The days of Genesis 1 (which Schaeffer claims in his Genesis in Time and Space, are unimportant) underscore the external objective reality of the cosmos and our experience of it and within it.
God speaks and rationally related events follow that are congruent with the propositional word. Each event, and the events as a set are separate from God, but also real.
We can experience the reality as it is mediated in the 'days' -- the space-time -- of our normal experience of life in the objective world. The days of action overlap with our days of experience of the results of the communicative action by God and place our experience in the same domain as which God is active in creating.

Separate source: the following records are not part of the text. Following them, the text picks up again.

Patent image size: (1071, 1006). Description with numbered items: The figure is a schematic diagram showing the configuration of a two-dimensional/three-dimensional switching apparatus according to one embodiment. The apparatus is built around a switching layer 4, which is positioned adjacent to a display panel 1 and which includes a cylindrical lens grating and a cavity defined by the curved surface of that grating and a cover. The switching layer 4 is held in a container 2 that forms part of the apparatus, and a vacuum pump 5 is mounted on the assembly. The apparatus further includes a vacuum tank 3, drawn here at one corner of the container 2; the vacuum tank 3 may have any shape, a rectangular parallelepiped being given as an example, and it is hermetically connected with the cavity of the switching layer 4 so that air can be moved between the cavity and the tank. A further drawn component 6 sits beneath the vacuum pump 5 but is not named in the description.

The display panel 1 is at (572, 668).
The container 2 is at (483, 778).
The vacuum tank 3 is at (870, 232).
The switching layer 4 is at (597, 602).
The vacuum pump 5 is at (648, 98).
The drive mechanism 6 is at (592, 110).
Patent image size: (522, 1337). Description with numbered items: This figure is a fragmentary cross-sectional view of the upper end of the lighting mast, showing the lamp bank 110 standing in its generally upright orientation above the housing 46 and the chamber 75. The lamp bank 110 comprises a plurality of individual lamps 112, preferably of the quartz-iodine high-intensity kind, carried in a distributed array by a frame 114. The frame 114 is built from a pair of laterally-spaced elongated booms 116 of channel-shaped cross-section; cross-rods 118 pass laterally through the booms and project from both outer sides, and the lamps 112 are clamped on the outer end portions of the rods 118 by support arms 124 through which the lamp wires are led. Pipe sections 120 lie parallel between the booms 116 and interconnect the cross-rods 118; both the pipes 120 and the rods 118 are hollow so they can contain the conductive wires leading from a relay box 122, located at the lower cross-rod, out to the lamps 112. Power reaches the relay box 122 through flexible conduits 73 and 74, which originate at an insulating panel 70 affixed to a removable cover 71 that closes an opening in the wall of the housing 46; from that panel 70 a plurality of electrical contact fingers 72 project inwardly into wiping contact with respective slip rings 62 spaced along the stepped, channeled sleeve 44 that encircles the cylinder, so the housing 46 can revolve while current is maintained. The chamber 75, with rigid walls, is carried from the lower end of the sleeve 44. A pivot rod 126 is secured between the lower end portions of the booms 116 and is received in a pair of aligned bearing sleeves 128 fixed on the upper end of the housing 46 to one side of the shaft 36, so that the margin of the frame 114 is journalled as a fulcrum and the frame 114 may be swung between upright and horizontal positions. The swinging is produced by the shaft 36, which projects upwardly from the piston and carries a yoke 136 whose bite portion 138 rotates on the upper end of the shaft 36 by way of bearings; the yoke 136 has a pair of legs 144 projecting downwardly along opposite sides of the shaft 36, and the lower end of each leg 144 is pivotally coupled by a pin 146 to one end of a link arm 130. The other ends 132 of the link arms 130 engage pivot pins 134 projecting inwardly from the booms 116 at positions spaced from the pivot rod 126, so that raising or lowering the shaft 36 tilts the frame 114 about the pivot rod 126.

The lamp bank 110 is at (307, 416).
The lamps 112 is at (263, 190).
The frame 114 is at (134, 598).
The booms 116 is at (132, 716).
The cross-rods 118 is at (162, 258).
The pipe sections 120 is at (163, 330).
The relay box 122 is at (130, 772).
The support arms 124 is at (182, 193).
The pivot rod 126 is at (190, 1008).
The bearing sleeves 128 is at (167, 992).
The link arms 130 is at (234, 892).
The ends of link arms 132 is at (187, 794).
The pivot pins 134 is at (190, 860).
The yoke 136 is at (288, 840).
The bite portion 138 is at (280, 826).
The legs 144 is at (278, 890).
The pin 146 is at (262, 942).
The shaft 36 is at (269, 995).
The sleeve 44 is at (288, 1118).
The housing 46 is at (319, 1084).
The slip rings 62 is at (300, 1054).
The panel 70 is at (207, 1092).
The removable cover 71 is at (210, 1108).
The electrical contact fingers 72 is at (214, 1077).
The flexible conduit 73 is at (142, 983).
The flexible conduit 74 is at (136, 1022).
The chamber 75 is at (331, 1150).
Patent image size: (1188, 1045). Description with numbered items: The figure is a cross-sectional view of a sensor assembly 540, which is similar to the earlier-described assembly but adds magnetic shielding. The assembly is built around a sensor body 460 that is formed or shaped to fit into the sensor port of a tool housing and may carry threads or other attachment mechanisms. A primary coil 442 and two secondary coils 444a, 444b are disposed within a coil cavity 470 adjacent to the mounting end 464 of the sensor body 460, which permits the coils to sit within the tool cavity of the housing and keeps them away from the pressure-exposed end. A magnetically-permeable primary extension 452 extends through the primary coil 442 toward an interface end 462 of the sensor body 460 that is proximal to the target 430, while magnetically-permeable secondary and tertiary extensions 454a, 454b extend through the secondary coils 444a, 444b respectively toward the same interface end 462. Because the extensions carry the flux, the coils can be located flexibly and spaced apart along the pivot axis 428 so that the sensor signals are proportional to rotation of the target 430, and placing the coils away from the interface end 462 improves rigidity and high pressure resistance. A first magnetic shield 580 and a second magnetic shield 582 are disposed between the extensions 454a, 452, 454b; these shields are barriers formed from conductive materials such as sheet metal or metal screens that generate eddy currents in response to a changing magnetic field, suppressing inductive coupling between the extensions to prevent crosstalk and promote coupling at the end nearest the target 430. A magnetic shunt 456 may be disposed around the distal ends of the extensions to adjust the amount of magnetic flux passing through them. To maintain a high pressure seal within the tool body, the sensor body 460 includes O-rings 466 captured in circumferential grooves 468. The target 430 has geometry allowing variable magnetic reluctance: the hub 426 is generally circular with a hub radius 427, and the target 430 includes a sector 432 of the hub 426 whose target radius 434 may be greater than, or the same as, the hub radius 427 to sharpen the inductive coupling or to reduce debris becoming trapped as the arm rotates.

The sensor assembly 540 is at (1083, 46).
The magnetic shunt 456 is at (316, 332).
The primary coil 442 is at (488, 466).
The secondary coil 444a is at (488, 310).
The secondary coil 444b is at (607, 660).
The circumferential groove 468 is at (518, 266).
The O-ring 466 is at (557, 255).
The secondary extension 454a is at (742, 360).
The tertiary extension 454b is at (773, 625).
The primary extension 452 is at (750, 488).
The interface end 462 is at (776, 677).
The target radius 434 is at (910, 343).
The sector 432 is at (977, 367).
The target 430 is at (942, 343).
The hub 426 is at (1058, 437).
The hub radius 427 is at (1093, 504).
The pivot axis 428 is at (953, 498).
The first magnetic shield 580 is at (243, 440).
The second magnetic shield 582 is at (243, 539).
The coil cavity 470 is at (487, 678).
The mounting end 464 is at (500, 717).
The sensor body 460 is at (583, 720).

Yet our experience is also subjectively but genuinely substantiated as we are real persons with objective existence in the objective created world separate from God: it is a world in which we can really know real things and represent them in meaningful propositions (created by word on God's part, understood by word on our part: this provides the basis for empirical inquiry of the created world).
We are linked to the external world and its objectivity by God's communication to us of 'imageness' which gives us genuine 'mannishness', to use Schaeffer's term, and real experience of the real external world. The link is grounded by the days of genesian action that place it objectively in the same days our history is denominated by, and separate it from God, while showing God is active, present and communicative in that domain by which his domain overlaps our domain he thus created by his word.